Figure 5. Regionalization method and overall regional position and thickness treatment differences (EG-N) within the lamina cribrosa, scleral flange, and peripapillary sclera

Within the lamina, position and thickness data are pooled into 17 regions according to the three radial regions (central; MP, middle periphery; P, periphery) and eight quadrants (S, superior; SN, supero-nasal; N, nasal; IN, infero-nasal; I, inferior; IT, infero-temporal; T, temporal; ST, supero-temporal) (top left). Scleral flange and peripapillary sclera data, together, are pooled into 8 quadrants (top right). Overall laminar position treatment difference (middle left) and pooled peripapillary scleral position treatment difference (middle right). Regional thickness difference in the lamina cribrosa (bottom left), scleral flange (bottom right inner ring), and peripapillary sclera (bottom right outer ring). Values shown (in μm) are the magnitude of change in the EG eye relative to its contralateral Normal control (EG-N). The colored regions achieved statistically significant difference between the normal and EG eyes (P<0.05, ANOVA). Color intensity represents magnitude as illustrated in the color bar. For position data, red indicates posterior deformation and green indicates anterior deformation in the EG eyes relative to their contralateral Normal controls. For thickness data, yellow to red indicates an increase in thickness and green to blue indicates a decrease in thickness in the EG eyes relative to their contralateral Normal controls.

Figure 6. Regional treatment differences in position (μm) and thickness (μm) of the lamina cribrosa, scleral flange, and peripapillary sclera by monkey (Delineator 1 (JCD) data)

The colored regions indicate statistically significant differences between Normal and EG eyes (P<0.05, ANOVA). Color intensity represents the magnitude of difference as illustrated in the color bars. For the position data, red indicates posterior deformation and green indicates anterior deformation in the EG eyes compared to their contralateral Normal controls.

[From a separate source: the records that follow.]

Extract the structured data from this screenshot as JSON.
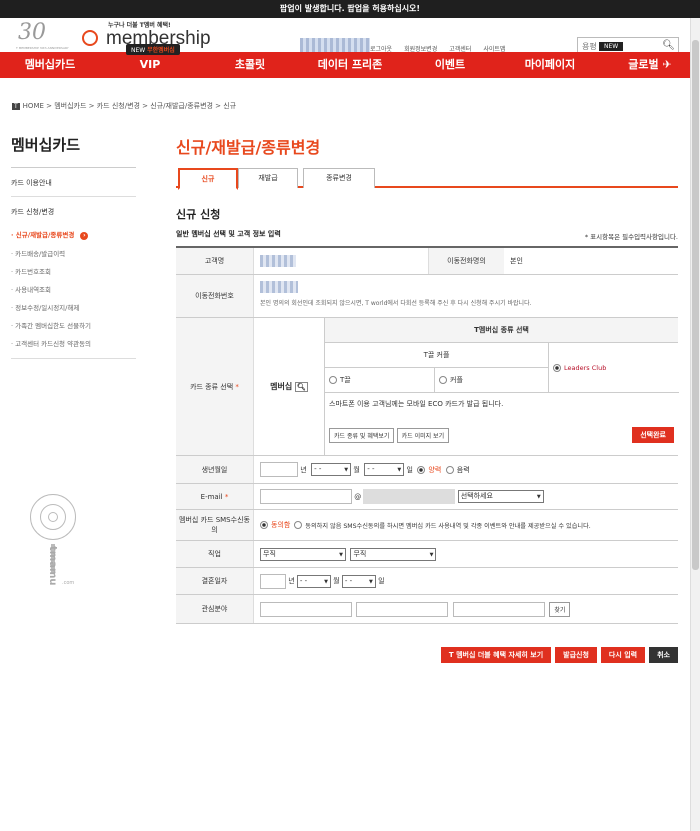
{
  "notice": "팝업이 발생합니다. 팝업을 허용하십시오!",
  "header": {
    "brand_tagline": "누구나 더불 T멤버 혜택!",
    "brand_name": "membership",
    "anniv_number": "30",
    "anniv_sub": "T MEMBERSHIP 30th ANNIVERSARY",
    "new_badge_prefix": "NEW",
    "new_badge_text": "무한멤버십",
    "top_links": [
      "로그아웃",
      "회원정보변경",
      "고객센터",
      "사이트맵"
    ],
    "search_placeholder": "용평 시즌권",
    "global_new": "NEW"
  },
  "gnb": [
    "멤버십카드",
    "VIP",
    "초콜릿",
    "데이터 프리존",
    "이벤트",
    "마이페이지",
    "글로벌"
  ],
  "breadcrumb": {
    "home_badge": "T",
    "path": "HOME > 멤버십카드 > 카드 신청/변경 > 신규/재발급/종류변경 > 신규"
  },
  "lnb": {
    "title": "멤버십카드",
    "menu1": "카드 이용안내",
    "menu2": "카드 신청/변경",
    "items": [
      "· 신규/재발급/종류변경",
      "· 카드배송/발급이력",
      "· 카드번호조회",
      "· 사용내역조회",
      "· 정보수정/일시정지/해제",
      "· 가족간 멤버십한도 선물하기",
      "· 고객센터 카드신청 약관동의"
    ],
    "watermark": "tmamu",
    "watermark_sub": ".com"
  },
  "main": {
    "title": "신규/재발급/종류변경",
    "tabs": [
      "신규",
      "재발급",
      "종류변경"
    ],
    "section_title": "신규 신청",
    "sub_title": "일반 멤버십 선택 및 고객 정보 입력",
    "required_note": "* 표시항목은 필수입력사항입니다.",
    "required_star": "*"
  },
  "form": {
    "customer_label": "고객명",
    "mobile_owner_label": "이동전화명의",
    "mobile_owner_value": "본인",
    "mobile_label": "이동전화번호",
    "mobile_note": "본인 명의의 회선인데 조회되지 않으시면, T world에서 다회선 등록해 주신 후 다시 신청해 주시기 바랍니다.",
    "card_type_label": "카드 종류 선택",
    "membership_label": "멤버십",
    "t_select_title": "T멤버십 종류 선택",
    "t_couple": "T끌 커플",
    "t_option": "T끌",
    "couple_option": "커플",
    "leaders_club": "Leaders Club",
    "eco_note": "스마트폰 이용 고객님께는 모바일 ECO 카드가 발급 됩니다.",
    "btn_card_benefit": "카드 종류 및 혜택보기",
    "btn_card_image": "카드 이미지 보기",
    "btn_select_done": "선택완료",
    "birth_label": "생년월일",
    "year": "년",
    "month": "월",
    "day": "일",
    "dash": "- -",
    "solar": "양력",
    "lunar": "음력",
    "email_label": "E-mail",
    "at": "@",
    "email_select": "선택하세요",
    "sms_label": "멤버십 카드 SMS수신동의",
    "agree": "동의함",
    "disagree_note": "동의하지 않음 SMS수신동의를 하시면 멤버십 카드 사용내역 및 각종 이벤트와 안내를 제공받으실 수 있습니다.",
    "job_label": "직업",
    "job_value1": "무직",
    "job_value2": "무직",
    "wedding_label": "결혼일자",
    "interest_label": "관심분야",
    "find_btn": "찾기"
  },
  "actions": {
    "benefit_detail": "T 멤버십 더블 혜택 자세히 보기",
    "apply": "발급신청",
    "reset": "다시 입력",
    "cancel": "취소"
  }
}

For the thickness data, yellow to red indicates an increase in thickness and green to blue indicates a decrease in thickness in the EG eyes compared to their contralateral Normal controls.

Figure 7. Neural canal landmarks and scleral flange architecture within the nasal region of the Normal eye of each monkey

Neural canal landmarks within a digital sagittal section of the nasal ONH for each Normal eye (left). Border Tissues of Elschnig (purple) and scleral flange (green) (right); note the relationship between regional neural canal obliqueness and scleral flange obliqueness in each eye. In general, a more oblique neural canal results in a more oblique scleral flange. While regional neural canal and scleral flange obliqueness are related, they may have separate clinical implications. The clinical importance of these anatomic features remains to be determined.

Figure 8. Schematic diagram of the macro-scale connective tissue architecture in the Normal and EG monkey eye

Normal lamina cribrosa, scleral flange and peripapillary position and thickness are schematically represented in the upper illustration. In EG (middle), the lamina cribrosa is thickened and posteriorly deformed, greatest centrally, with focal progression to the periphery (not shown). The scleral flange and peripapillary sclera are together displaced posteriorly, with most of the displacement in the sclera occurring closest to the neural canal. The posterior aspect of the neural canal is diffusely expanded in EG, while the anterior entrance to the neural canal is only focally expanded (not shown). Diagrams of Normal (black) and EG (grey) ONH architecture are overlaid in the bottom illustration.